Точно в срок, как и было рассчитано, в бухту Глубокую вошёл обещанный корабль – раскамуфлированный, балласт, увеличивший осадку на время пути, откачали уже в территориальных водах. Чердынцев, волнуясь, как мальчик, поднялся на борт. Приняв рапорт пожилого моряка – русского, но в американской форме, удивился, но виду не подал. Уж слишком был момент серьёзный для удивления. Гурьев тоже испытывал нечто, похожее на волнение: корабль просто поражал воображение. Одно дело – чертежи на бумаге, тактико-технические характеристики, и совсем другое – вживую. Семьдесят три тысячи тонн водоизмещения, силовые установки суммарной мощностью триста пятьдесят тысяч лошадиных сил, четыре башни по три шестнадцатидюймовых орудия, без малого три тысячи человек команды, включая техников и лётчиков, обслуживающих сорок два палубных штурмовика. Плавучая крепость, сам себе война. К Глубокой уже протянули железнодорожную ветку – базу для такой махины дирижаблями не обслужишь. Вот теперь у тебя начнётся настоящая работа, каплей, подумал Гурьев. Здесь и сейчас.
На «приёмку» явился и Октябрьский – с целой свитой. Оцепление, состоявшее в основном из людей Шугаева, комфлота «без распоряжения товарища Царёва» пустить отказалось наотрез. Гурьев, помариновав его для вящего взбалтывания административного восторга минут десять, сменил гнев на милость – велел пропустить, но одного. Красный от злости Октябрьский влетел на пирс и, натолкнувшись на страшный серебряный взгляд «товарища Царёва», резко сбавил и скорость, и тон. А потом – увидел корабль. Зрелище этого чуда инженерной, оружейной и кораблестроительной мысли проняло даже Октябрьского. С придыханием он спросил:
— А что с наименованием? Есть какие-нибудь указания из Москвы по этому вопросу?
— Есть, — кивнул Гурьев. — Корабль решено назвать «Андрей Первозванный».
— Что?! — опешил Октябрьский. — Что вы сказали?!
— А что такое?! — изумился Гурьев.
— Кха, — Октябрьский побагровел. — Это, кажется, апостол?
— Какой ещё к лешему апостол?! — вытаращился на него Гурьев. — Причём тут какая-то поповщина, товарищ Октябрьский?! Разве не слышали никогда эту фамилию?! Не может просто такого быть. Один из любимейших учеников Ленина, бесследно сгинувший в туруханских снегах, Андрей Савлович Первозванный. Несгибаемый большевик, искровец, член Троицкой боевой организации? Да что с Вами такое, товарищ Октябрьский?!

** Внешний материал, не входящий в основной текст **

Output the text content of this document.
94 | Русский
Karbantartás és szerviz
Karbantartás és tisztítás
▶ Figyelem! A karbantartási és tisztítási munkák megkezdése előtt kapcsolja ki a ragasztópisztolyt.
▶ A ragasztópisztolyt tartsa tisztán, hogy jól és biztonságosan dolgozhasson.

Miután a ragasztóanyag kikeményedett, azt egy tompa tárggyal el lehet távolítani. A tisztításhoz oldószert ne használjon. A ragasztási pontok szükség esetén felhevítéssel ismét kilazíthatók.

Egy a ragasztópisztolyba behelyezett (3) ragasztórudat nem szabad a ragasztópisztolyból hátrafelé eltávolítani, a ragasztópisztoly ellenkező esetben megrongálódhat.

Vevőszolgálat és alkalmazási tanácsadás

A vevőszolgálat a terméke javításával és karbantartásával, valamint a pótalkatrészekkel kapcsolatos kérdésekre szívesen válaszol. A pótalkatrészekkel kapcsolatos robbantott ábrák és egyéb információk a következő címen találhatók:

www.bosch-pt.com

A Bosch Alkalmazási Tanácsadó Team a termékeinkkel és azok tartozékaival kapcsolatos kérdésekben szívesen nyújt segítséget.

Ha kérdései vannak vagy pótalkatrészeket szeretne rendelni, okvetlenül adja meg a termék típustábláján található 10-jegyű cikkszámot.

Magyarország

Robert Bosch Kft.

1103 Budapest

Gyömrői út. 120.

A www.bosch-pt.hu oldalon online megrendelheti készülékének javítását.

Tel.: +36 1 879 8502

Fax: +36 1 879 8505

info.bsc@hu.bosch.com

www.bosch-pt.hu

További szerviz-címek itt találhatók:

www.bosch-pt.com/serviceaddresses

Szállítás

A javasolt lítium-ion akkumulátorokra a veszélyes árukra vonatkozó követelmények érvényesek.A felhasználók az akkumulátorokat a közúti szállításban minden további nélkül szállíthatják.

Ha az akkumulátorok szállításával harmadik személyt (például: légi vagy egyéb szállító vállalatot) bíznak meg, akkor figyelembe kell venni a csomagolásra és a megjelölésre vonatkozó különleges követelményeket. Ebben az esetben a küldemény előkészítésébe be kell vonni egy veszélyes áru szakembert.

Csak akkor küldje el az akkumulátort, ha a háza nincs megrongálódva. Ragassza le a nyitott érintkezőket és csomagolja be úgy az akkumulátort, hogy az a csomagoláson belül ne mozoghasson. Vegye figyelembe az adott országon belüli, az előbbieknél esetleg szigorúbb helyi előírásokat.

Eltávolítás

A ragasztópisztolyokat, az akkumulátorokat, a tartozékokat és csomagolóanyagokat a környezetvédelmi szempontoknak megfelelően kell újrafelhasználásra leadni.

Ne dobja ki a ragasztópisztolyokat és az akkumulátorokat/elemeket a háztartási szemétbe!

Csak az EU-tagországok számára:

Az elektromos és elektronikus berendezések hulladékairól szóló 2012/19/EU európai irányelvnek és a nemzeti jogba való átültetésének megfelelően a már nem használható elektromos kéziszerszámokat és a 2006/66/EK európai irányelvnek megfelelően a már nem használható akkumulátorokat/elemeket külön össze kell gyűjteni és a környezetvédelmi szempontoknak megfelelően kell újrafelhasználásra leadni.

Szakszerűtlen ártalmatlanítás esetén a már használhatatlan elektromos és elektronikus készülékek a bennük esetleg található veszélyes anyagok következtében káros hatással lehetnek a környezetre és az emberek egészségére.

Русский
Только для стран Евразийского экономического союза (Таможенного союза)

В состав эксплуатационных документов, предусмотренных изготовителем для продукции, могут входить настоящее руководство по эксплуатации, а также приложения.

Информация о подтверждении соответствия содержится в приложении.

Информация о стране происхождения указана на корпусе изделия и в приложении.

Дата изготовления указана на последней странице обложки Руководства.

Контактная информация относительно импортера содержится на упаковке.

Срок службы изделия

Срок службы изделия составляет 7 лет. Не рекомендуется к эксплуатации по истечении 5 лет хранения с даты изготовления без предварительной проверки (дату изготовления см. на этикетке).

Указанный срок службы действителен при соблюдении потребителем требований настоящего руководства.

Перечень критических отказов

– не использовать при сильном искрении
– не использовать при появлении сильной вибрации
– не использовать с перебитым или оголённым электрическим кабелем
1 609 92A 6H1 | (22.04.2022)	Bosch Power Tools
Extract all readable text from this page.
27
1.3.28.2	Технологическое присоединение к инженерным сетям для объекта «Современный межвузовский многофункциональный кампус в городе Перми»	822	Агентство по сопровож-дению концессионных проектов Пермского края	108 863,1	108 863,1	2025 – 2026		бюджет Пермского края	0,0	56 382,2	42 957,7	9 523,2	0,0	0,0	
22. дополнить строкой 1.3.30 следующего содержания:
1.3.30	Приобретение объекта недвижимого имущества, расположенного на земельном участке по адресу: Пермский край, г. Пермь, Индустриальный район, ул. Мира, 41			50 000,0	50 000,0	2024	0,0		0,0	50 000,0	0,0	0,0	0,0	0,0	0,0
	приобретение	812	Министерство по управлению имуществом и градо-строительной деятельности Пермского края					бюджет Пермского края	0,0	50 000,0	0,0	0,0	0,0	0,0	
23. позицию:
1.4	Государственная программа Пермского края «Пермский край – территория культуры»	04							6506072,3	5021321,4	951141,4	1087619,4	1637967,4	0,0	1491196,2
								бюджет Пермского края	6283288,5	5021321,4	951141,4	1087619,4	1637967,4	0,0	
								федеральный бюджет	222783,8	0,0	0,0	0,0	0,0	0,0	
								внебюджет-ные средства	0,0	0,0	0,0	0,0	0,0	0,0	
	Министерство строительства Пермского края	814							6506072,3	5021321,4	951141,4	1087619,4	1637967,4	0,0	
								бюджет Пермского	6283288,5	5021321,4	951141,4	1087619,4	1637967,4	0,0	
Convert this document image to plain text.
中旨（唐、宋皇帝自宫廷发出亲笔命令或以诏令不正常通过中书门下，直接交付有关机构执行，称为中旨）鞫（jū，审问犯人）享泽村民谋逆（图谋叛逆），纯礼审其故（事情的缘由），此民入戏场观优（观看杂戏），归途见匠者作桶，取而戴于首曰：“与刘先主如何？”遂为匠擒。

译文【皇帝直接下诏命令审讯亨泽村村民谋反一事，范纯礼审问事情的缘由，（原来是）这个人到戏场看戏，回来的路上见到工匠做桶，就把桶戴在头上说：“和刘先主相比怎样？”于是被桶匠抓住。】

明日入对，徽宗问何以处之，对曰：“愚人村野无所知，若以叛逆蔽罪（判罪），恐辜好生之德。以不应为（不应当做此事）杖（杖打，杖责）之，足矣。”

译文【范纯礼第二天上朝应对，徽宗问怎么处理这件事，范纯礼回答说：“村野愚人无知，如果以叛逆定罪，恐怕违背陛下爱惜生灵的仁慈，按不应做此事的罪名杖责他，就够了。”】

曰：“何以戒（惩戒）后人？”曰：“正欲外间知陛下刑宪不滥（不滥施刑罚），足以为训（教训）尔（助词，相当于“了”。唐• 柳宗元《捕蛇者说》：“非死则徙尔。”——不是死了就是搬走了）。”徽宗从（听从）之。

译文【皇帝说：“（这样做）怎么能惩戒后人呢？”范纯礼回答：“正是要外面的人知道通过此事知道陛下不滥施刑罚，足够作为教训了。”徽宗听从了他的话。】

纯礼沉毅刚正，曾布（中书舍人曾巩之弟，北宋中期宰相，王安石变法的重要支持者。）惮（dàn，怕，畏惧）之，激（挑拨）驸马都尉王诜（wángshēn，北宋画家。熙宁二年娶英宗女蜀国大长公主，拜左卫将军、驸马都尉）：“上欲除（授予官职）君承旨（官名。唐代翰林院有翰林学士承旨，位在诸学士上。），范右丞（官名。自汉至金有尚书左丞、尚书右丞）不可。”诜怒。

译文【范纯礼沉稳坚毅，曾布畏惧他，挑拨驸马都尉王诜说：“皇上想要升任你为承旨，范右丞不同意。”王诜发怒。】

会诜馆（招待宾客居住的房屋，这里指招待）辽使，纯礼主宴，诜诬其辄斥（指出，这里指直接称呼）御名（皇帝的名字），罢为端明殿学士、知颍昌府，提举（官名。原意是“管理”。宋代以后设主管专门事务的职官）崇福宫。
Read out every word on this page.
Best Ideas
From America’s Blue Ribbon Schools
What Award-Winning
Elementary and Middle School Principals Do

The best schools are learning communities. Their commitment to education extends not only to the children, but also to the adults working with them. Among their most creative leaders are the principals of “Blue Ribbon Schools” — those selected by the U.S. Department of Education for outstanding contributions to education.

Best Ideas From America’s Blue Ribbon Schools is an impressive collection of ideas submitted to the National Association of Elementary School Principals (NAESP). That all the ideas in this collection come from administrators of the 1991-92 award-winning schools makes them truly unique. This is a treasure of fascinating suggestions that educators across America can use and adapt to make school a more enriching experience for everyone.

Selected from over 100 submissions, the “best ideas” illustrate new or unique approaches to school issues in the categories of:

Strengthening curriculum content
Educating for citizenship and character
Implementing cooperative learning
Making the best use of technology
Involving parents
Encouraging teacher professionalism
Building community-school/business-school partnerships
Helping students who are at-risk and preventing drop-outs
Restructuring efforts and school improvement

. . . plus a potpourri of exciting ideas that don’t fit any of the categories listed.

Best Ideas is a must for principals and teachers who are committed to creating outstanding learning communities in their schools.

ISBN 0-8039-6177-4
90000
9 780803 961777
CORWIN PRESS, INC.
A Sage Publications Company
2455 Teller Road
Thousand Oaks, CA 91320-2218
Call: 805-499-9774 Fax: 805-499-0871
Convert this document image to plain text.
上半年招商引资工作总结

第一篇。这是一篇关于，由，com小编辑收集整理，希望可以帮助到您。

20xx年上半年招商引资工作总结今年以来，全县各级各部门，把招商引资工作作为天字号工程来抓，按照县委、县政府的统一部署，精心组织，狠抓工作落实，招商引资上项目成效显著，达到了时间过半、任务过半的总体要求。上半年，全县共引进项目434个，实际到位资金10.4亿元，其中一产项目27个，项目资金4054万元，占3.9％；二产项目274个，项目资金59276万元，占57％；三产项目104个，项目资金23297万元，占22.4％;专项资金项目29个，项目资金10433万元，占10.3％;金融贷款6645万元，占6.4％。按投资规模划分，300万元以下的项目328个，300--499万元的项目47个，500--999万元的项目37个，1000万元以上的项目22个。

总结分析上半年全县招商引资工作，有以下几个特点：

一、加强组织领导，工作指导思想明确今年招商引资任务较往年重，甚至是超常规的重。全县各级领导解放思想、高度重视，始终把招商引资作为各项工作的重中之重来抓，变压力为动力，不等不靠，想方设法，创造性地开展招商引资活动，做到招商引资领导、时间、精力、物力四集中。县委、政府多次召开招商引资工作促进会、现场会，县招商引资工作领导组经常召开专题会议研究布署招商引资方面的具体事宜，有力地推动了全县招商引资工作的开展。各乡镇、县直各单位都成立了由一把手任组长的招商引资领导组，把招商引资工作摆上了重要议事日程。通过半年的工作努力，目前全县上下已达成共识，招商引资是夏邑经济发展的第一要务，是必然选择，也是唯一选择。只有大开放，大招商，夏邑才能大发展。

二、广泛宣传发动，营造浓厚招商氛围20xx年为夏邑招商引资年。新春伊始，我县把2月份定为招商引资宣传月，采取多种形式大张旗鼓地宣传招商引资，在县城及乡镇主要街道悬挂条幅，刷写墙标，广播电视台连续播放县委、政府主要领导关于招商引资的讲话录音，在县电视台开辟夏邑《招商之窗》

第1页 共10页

— А, — кивнул Октябрьский. — Да, конечно. Запамятовал. Действительно! Действительно. Заработался, товарищ Царёв. Сами понимаете – столько дел, буквально накануне…
Глядя на свекольную физиономию комфлота, Гурьев понимал: вот. Вот ради таких минут – стоило заваривать всю эту кашу. Ах, как же давно она заварилась. Как же, как же давно.
Сталиноморск. Ноябрь 1940
Гурьев взял у конвойного сержанта документы, бегло просмотрел, поставил подпись:
— Приведите заключённую и можете быть свободны. Паёк получите у коменданта. Вопросы?
— Никак нет!
— Выполняйте.
Сержант вышел, аккуратно притворил за собой створку двери и посмотрел на Анну Васильевну. Второй конвойный вытянулся.
— Строгий очень, — почему-то шёпотом пожаловался сержант. Во взгляде его, обращённом на хрупкую женщину-зэчку, промелькнуло нечто вроде сочувствия. И, испугавшись своего собственного настроения, конвоир свирепо рявкнул: – Заходь!
Гурьев повернулся к вошедшей только тогда, когда топот подкованных железными набойками сапог конвоиров окончательно затих:
— Здравствуйте, Анна Васильевна. Проходите, пожалуйста, и присаживайтесь. Нет, нет. Вот сюда. На диванчик. Тут помягче и поудобнее.
— Благодарю вас, гражданин следователь, — голос Анны Васильевны был сух и спокоен. Свет от окна падал так, что она видела только силуэт Гурьева.
Поколебавшись, она шагнула к дивану. Гурьев подождал, пока женщина усядется, оправит на коленях серую юбку грубого сукна. Только после этого взял стул, поставил его напротив дивана и сел сам, придерживая подмышкой папку с делом.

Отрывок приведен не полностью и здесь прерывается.